Living in Interesting Times

“May you live in interesting times” is an old Chinese curse with “interesting times” meaning turbulent times which do not bring prosperity or peace to those living through them. Lois Campbell certainly has lived through interesting times of glamour and bitter hardship in her life.

David K. Dorward had a lot of help from his loving wife, Diana I. Janosik-Wronski, in writing this story. David is an Adjunct Professor in the Business Schools of Humber and George Brown College. He would love to hear from anyone who has an interesting family story or history which they would consider being featured in Caledon Living. David believes very strongly that these family stories need to be captured and recorded before they are lost to history.

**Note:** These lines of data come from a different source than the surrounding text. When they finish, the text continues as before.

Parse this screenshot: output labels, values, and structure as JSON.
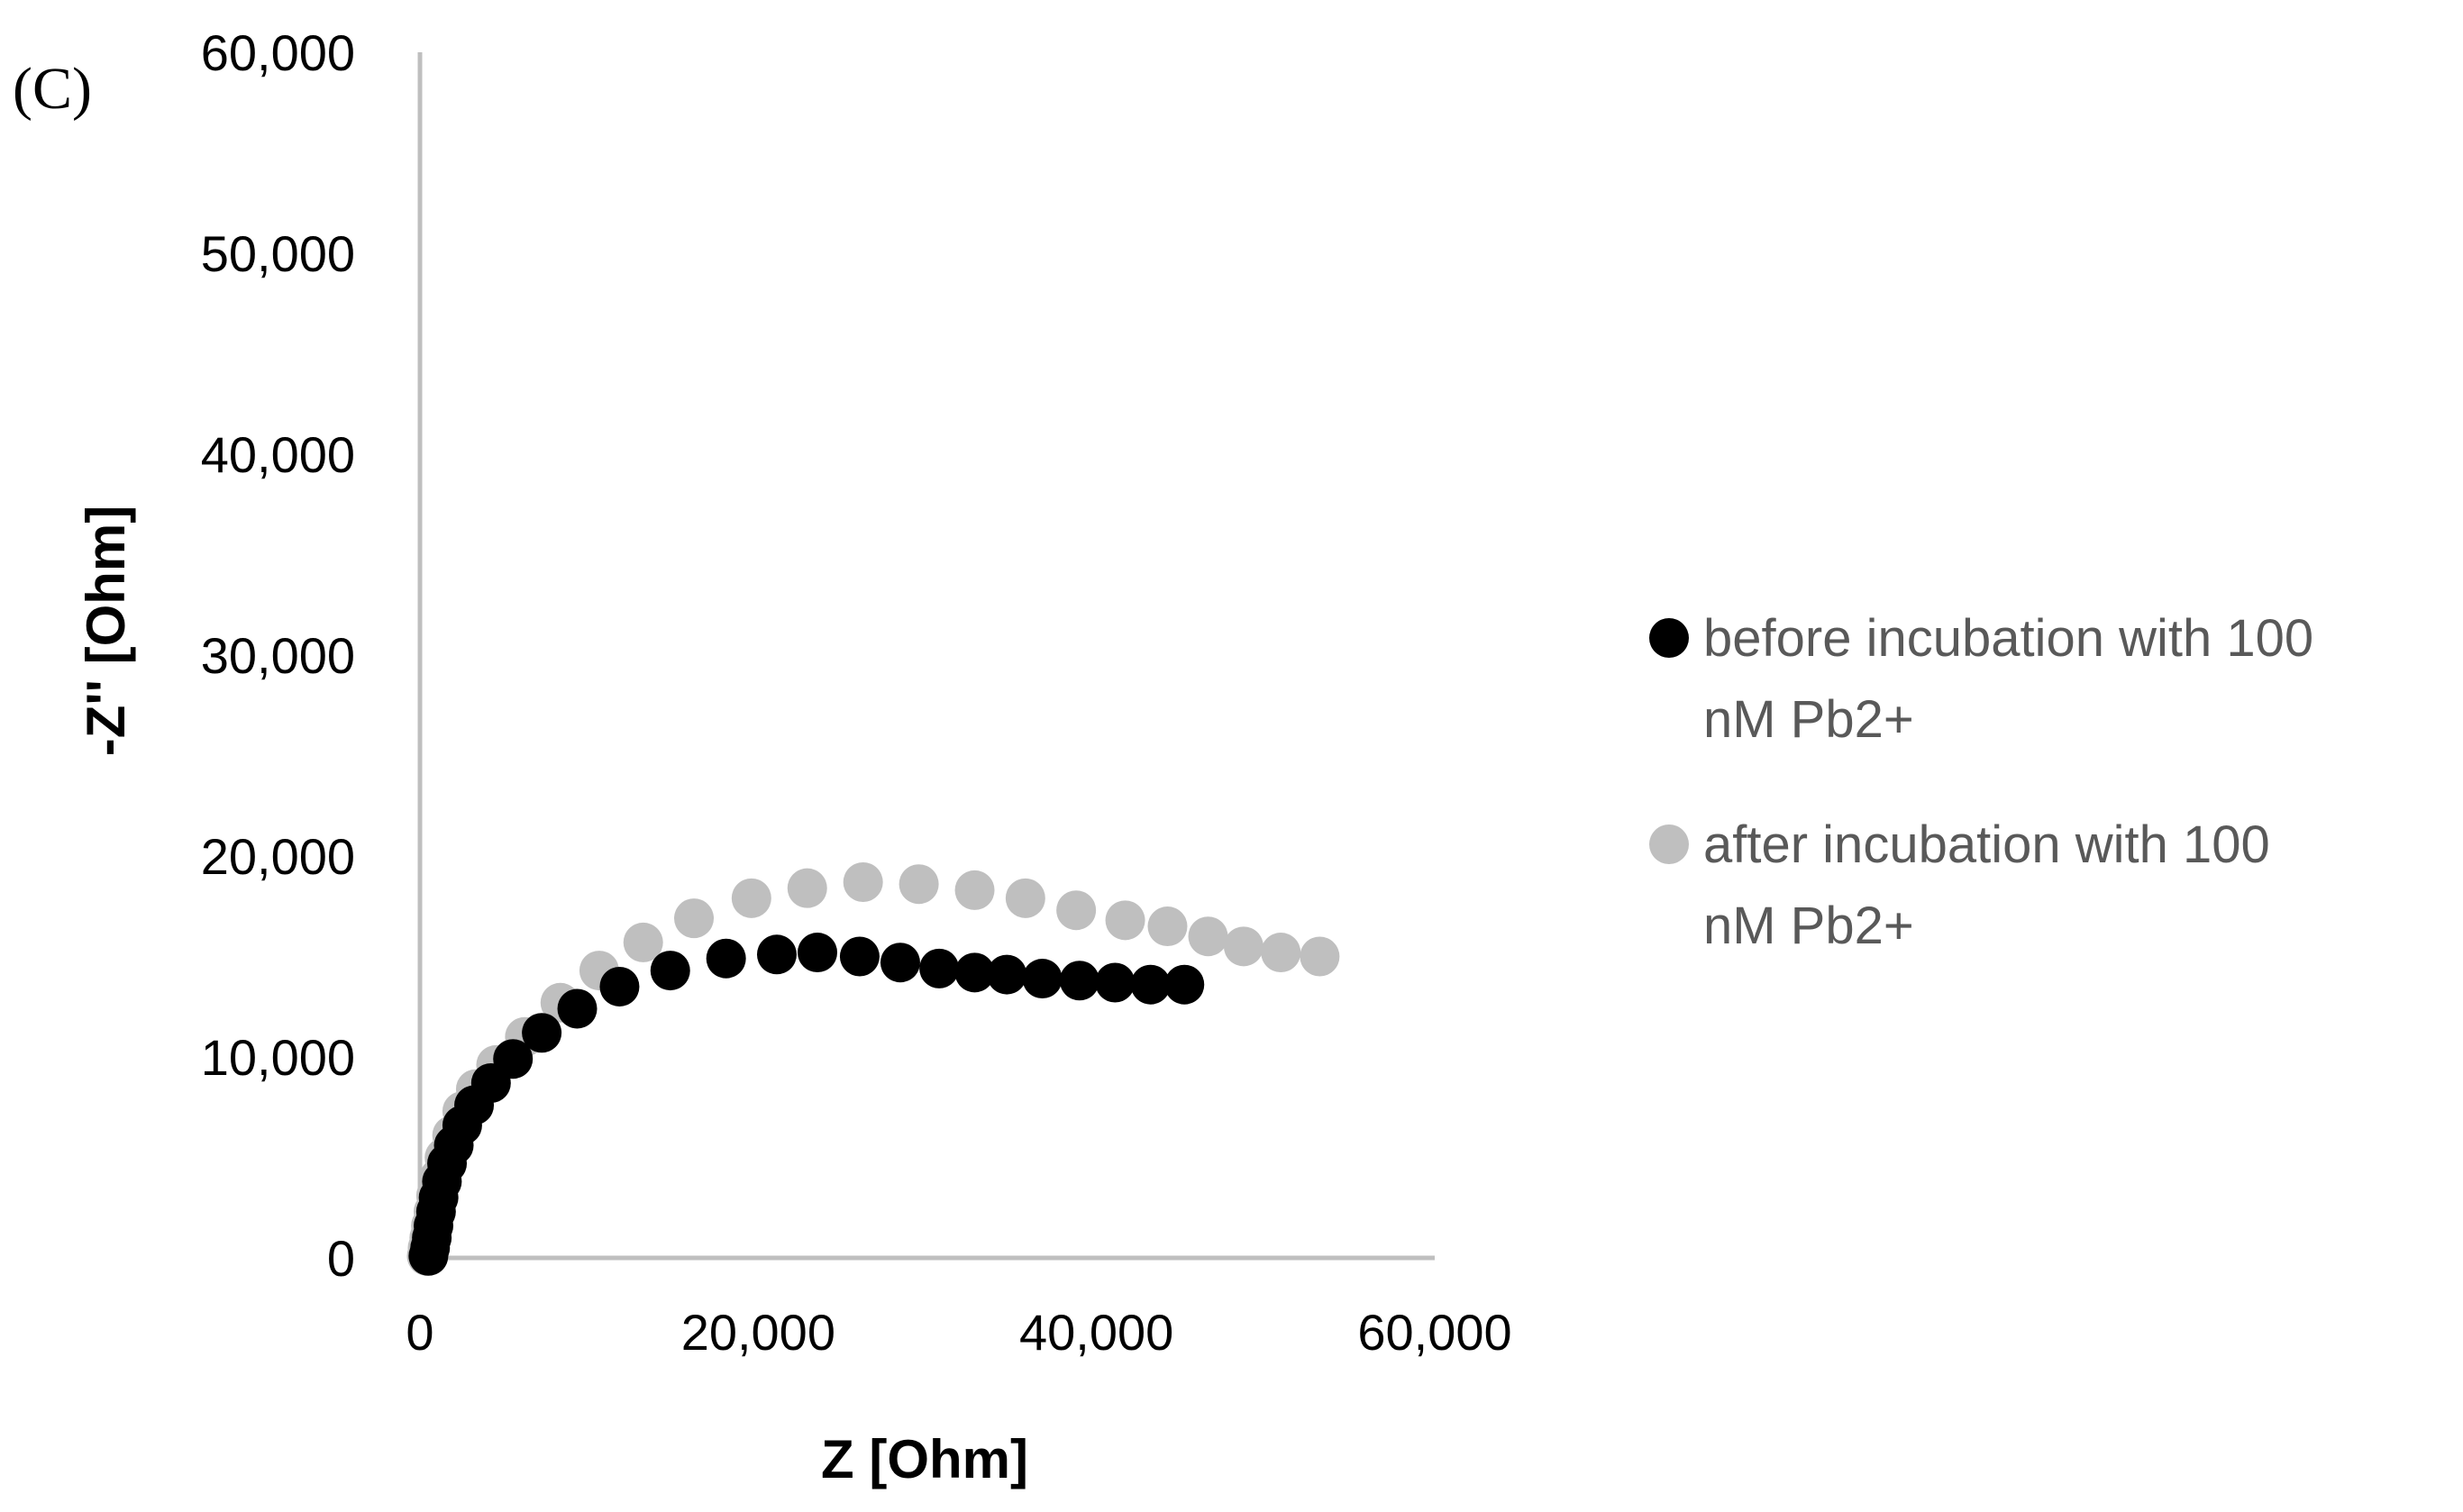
{
  "panel_label": "(C)",
  "colors": {
    "axis": "#bfbfbf",
    "before": "#000000",
    "after": "#bfbfbf",
    "legend_text": "#595959"
  },
  "chart_data": {
    "type": "scatter",
    "xlabel": "Z [Ohm]",
    "ylabel": "-Z'' [Ohm]",
    "xlim": [
      0,
      60000
    ],
    "ylim": [
      0,
      60000
    ],
    "x_ticks": [
      0,
      20000,
      40000,
      60000
    ],
    "y_ticks": [
      0,
      10000,
      20000,
      30000,
      40000,
      50000,
      60000
    ],
    "x_tick_labels": [
      "0",
      "20,000",
      "40,000",
      "60,000"
    ],
    "y_tick_labels": [
      "0",
      "10,000",
      "20,000",
      "30,000",
      "40,000",
      "50,000",
      "60,000"
    ],
    "grid": false,
    "legend_position": "right",
    "series": [
      {
        "name": "before incubation with 100 nM Pb2+",
        "legend_lines": [
          "before incubation with 100",
          "nM Pb2+"
        ],
        "color": "#000000",
        "points": [
          [
            500,
            100
          ],
          [
            600,
            500
          ],
          [
            700,
            1000
          ],
          [
            800,
            1600
          ],
          [
            950,
            2300
          ],
          [
            1100,
            3000
          ],
          [
            1300,
            3800
          ],
          [
            1600,
            4700
          ],
          [
            2000,
            5600
          ],
          [
            2500,
            6600
          ],
          [
            3200,
            7600
          ],
          [
            4200,
            8700
          ],
          [
            5500,
            9900
          ],
          [
            7200,
            11200
          ],
          [
            9300,
            12400
          ],
          [
            11800,
            13500
          ],
          [
            14800,
            14300
          ],
          [
            18100,
            14900
          ],
          [
            21100,
            15100
          ],
          [
            23500,
            15200
          ],
          [
            26000,
            15000
          ],
          [
            28400,
            14700
          ],
          [
            30700,
            14400
          ],
          [
            32800,
            14200
          ],
          [
            34700,
            14100
          ],
          [
            36800,
            13900
          ],
          [
            39000,
            13800
          ],
          [
            41100,
            13700
          ],
          [
            43200,
            13600
          ],
          [
            45200,
            13600
          ]
        ]
      },
      {
        "name": "after incubation with 100 nM Pb2+",
        "legend_lines": [
          "after incubation with 100",
          "nM Pb2+"
        ],
        "color": "#bfbfbf",
        "points": [
          [
            400,
            100
          ],
          [
            450,
            500
          ],
          [
            550,
            1000
          ],
          [
            650,
            1600
          ],
          [
            800,
            2300
          ],
          [
            950,
            3100
          ],
          [
            1150,
            4000
          ],
          [
            1450,
            5000
          ],
          [
            1900,
            6100
          ],
          [
            2500,
            7300
          ],
          [
            3300,
            8400
          ],
          [
            4500,
            9600
          ],
          [
            6200,
            11000
          ],
          [
            8300,
            12700
          ],
          [
            10600,
            14300
          ],
          [
            13200,
            15700
          ],
          [
            16200,
            16900
          ],
          [
            19600,
            17900
          ],
          [
            22900,
            18400
          ],
          [
            26200,
            18700
          ],
          [
            29500,
            18600
          ],
          [
            32800,
            18300
          ],
          [
            35800,
            17900
          ],
          [
            38800,
            17300
          ],
          [
            41700,
            16800
          ],
          [
            44200,
            16500
          ],
          [
            46600,
            16000
          ],
          [
            48700,
            15500
          ],
          [
            50900,
            15200
          ],
          [
            53200,
            15000
          ]
        ]
      }
    ]
  }
}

He can be reached directly at
The Steven Spielberg 1987 film Empire of the Sun, starred a very young Christian Bale (who just won an Academy Award on February 27, 2011, for The Fighter). The film tells the story of the Japanese in Shanghai, China, who interned Allied civilians there after the attack on Pearl Harbour, and entered the International Settlement on December 8, 1941. 

The film was shot on location in Shanghai in many of the actual spots where the events took place. It is based on a semi-fictional account by noted British science fiction author J.G. Ballard who was interned by the Japanese as a young boy with his family in the Soo Chow camp, next to a captured Chinese airfield. 

The movie stands up well today as a wonderful visual representation of this largely unknown period in history through the eyes of a young boy.